My birthday, “Oh Yeah”, that was last Wednesday, my 43rd, on 5 September.

This is what I really meant:

This one was part of my vinyl album collection, when I had some vinyl albums, and I wondered why it never came out on CD. I checked from time to time to see if it had, and now it has (as of 2006! I hadn’t checked in a while). What I enjoyed so much about this record its the funky playfulness. It’s as complex as Hammer’s Mahavishnu Orchestra past would suggest, but Fernando Saunders, Steve Kindler, Tony Smith and David Earle Johnson, play with a lightness that suggests a real enjoyment of the material. The opener, “Magical Dog”, swings like a beast with a great, incredibly catchy melody, and sets the tone for the rest of the recording. The playing is at an incredibly high level, and never falls into the noodle bowl.
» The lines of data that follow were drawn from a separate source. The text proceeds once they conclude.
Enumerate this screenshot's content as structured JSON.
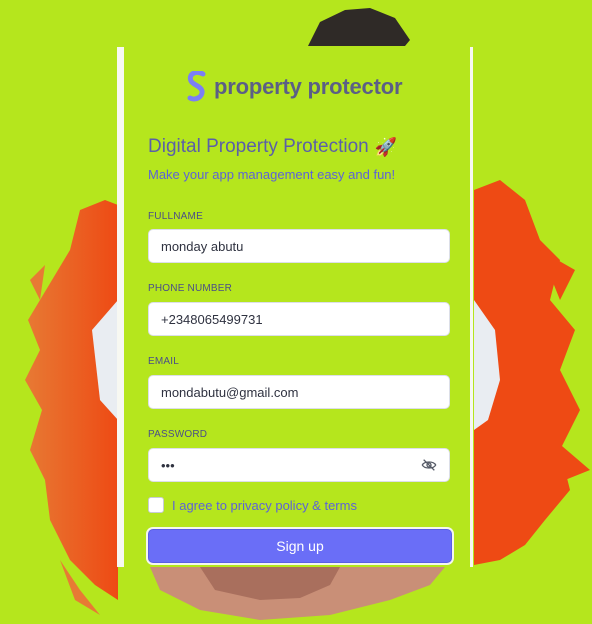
{
  "brand": {
    "name": "property protector",
    "logo_icon": "brand-s-icon",
    "logo_color": "#7b7ff5"
  },
  "form": {
    "title": "Digital Property Protection",
    "title_emoji": "🚀",
    "subtitle": "Make your app management easy and fun!",
    "fields": {
      "fullname": {
        "label": "FULLNAME",
        "value": "monday abutu"
      },
      "phone": {
        "label": "PHONE NUMBER",
        "value": "+2348065499731"
      },
      "email": {
        "label": "EMAIL",
        "value": "mondabutu@gmail.com"
      },
      "password": {
        "label": "PASSWORD",
        "value": "•••",
        "toggle_icon": "eye-off-icon"
      }
    },
    "agree": {
      "prefix": "I agree to ",
      "link": "privacy policy & terms",
      "checked": false
    },
    "submit_label": "Sign up"
  },
  "colors": {
    "background": "#b5e61d",
    "accent": "#6a6ef7",
    "splash": "#ee5a22"
  }
}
The title track is a four-on-the-floor rave-up with a strange little coda, and “Evolove”, despite the suspicious title, kicks like a lost mid-tempo Mahavishnu track, and Bambu Forest echoes the MO’s flavor of dramatic melodicism.

There are a couple of vocal tracks, the first, “One To One” a go’er, the second, “Let The Children Grow” perhaps less so, of its time, with some nods to Stevie Wonder.

The closer “Red And Orange” opens with some 32-note classicism before mutating into an altogether different beast with some trading of lighting-fast solos between Kindler and Hammer, and closes with some Crimson-esque chordal hits under the final melody.

Guilty pleasure? Yes. Worth it? without a doubt.